The Siegals were caught in the same morass as the rest of the population -- access to cheap money. As the economy exploded and seemed to be on an endless upswing, David Siegal expanded his empire. He and his wife embarked on building their dream house, using the same cheap money as everybody else. As the population lived the high life, nobody would admit that things were spinning out of control. After all, who would want to spoil the party?
The financial institutions were complicit in this by loaning money to people who clearly could not afford to repay it. People were borrowing up to 100 per cent of the cost of the house. Everybody, at every step in the process, knowingly approved these loans. "Whatever they wanted to state for their income.
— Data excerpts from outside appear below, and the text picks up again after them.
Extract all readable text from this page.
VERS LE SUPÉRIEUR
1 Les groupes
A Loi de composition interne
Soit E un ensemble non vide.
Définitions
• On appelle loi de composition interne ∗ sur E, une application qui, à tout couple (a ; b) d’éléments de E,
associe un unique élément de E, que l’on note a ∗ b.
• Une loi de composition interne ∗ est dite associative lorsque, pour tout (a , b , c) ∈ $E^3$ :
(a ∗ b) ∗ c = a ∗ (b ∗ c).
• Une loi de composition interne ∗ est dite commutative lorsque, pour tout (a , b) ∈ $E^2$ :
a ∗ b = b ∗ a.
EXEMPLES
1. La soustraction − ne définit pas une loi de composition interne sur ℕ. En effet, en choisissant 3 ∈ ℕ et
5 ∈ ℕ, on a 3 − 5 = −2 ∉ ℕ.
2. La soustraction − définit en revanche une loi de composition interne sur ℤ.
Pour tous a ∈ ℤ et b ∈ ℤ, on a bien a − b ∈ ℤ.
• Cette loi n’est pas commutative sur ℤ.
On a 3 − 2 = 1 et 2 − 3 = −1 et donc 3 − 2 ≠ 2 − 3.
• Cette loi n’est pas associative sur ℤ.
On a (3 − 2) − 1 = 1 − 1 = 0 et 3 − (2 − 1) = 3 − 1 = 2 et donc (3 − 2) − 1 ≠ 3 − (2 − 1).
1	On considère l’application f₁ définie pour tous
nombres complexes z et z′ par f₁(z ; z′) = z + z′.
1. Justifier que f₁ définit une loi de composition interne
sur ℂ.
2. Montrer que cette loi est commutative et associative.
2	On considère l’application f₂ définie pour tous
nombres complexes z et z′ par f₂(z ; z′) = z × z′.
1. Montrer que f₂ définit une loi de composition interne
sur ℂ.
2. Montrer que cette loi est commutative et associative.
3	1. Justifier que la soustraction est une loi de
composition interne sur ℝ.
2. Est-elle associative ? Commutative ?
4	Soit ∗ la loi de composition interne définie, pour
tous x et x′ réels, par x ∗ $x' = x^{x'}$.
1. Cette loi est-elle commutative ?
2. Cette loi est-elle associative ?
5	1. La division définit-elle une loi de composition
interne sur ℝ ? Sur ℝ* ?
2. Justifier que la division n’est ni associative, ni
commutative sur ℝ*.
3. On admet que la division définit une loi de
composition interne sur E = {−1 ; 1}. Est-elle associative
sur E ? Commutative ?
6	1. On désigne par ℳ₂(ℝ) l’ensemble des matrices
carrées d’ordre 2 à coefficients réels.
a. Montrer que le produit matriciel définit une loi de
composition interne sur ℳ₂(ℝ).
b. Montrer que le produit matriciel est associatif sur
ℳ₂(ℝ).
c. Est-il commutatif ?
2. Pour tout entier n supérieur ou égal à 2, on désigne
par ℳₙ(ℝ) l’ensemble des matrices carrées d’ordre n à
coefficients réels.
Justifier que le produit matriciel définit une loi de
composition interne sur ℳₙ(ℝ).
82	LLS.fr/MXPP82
The bank accepted that at face value and made the loan based on that income," Jerry Abbott of Coldwell Banker says in a 60 Minutes interview.
Why would everybody buy into this? Is this the American Dream that people were determined to get, at any cost? What lessons are we teaching our children when their parents and the system were so completely irresponsible? This is the clarion call for everybody to take a pause and look at their values and their assumptions about the American Dream. This is the dream that the Siegal's pursued. (And still are -- it seems they've learned nothing.)
Child psychologist David Paitlin believes that the financial industry is still pushing the idea of spending and offering teen-friendly cards lessons in 'smart' ways to use credit. What kids and adults need are some lessons in the lost art of budgeting, living within your means and learning not to spend what you don't have.
What should financial institutions do?
1. Educate your clients about financial literacy, without an accompanying product pitch. Since the financial sector contributed to the mess their clients are in, they should help their clients avoid the same mistakes. It isn't helpful to anybody to have clients in bankruptcy.
2. Stop marketing to teens. They don't have the maturity or experience to understand how to control credit card spending. If they do market to teens, all marketing should be accompanied by a disclaimer or warning about credit card debt and about consequences for spending beyond your capacity to pay. Teen cards should not have a minimum payment. They should be required to be paid in full every two months.
3. Fund financial literacy programs in the schools -- no strings attached. It's time for the industry to take their social responsibility seriously. If you want to be seen as institutions of integrity, then show everybody that what you espouse to believe and what you do are aligned.
4. Revamp the corporate culture so that the reward and performance management system is less tied to product sales and more tied to client service. Tying rewards to sales breeds a culture of success at any price. Tying rewards to service puts the client's need in the centre.
The economy continues to drag and many people are struggling financially. There are no easy answers and accountability rests on customers, regulators and the financial sector. Unless there are changes, we are doomed to repeat the disaster of 2008.